The following are the key capabilities of shard directors:

  • Maintain runtime data about sharded database configuration and availability of shards

  • Measure network latency between its own and other regions

  • Act as a regional listener for clients to connect to a sharded database

  • Manage global services

  • Perform connection load balancing

Global Service

A global service is a database service that is use to access data in a sharded database.

A global service is an extension to the notion of the traditional database service. All of the properties of traditional database services are supported for global services. For sharded databases, additional properties are set for global services — for example, database role, replication lag tolerance, region affinity between clients and shards, and so on. For a read-write transactional workload, a single global service is created to access data from any primary shard in a sharded database. For highly available shards using Active Data Guard, a separate read-only global service can be created.

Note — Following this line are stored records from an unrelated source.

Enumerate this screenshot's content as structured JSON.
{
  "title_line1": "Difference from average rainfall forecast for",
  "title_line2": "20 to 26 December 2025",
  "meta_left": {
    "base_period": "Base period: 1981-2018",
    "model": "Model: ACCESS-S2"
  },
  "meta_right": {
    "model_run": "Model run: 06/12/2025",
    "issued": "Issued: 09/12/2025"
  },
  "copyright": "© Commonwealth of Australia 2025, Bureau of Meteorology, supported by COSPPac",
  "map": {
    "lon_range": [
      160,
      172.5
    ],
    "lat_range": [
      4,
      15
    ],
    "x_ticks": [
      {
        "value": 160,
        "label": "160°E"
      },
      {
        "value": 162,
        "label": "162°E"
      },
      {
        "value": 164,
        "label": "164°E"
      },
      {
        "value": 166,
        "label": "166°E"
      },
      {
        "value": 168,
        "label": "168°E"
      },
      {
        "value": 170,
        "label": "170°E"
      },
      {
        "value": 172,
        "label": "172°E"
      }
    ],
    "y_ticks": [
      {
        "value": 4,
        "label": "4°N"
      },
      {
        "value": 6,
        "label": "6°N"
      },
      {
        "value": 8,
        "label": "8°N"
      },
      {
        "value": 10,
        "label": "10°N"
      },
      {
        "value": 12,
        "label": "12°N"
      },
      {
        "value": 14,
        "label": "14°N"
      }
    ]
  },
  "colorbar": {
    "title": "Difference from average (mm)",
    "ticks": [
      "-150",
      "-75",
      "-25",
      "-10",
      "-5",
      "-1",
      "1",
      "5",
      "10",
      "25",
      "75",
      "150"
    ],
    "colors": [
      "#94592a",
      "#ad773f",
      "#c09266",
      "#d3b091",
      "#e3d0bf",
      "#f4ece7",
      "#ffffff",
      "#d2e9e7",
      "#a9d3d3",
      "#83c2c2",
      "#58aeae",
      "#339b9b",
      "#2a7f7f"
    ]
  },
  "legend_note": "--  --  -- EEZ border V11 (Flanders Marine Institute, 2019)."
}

Management Interfaces for a Sharded Database

The GDSCTL command-line utility is used to configure, deploy, monitor, and manage an Oracle Sharding sharded database. Oracle Enterprise Manager Cloud Control can also be used for sharded database monitoring and management.

Like SQL*Plus, GDSCTL is a command-line utility with which you can control all stages of a sharded database's life cycle. You can run GDSCTL remotely from a different server or laptop to configure and deploy a sharded database topology, and then montior and manage your sharded database.

GDSCTL provides a simple declarative way of specifying the configuration of a sharded database and automating its deployment. Only a few GDSCTL commands are required to create a sharded database.

You can also use Cloud Control for sharded database monitoring and life cycle management if you prefer a graphical user interface. With Cloud Control you can monitor availability and performance, and you can make changes to a sharding configuration, such as add and deploy shards, services, shard directors, and other sharding components.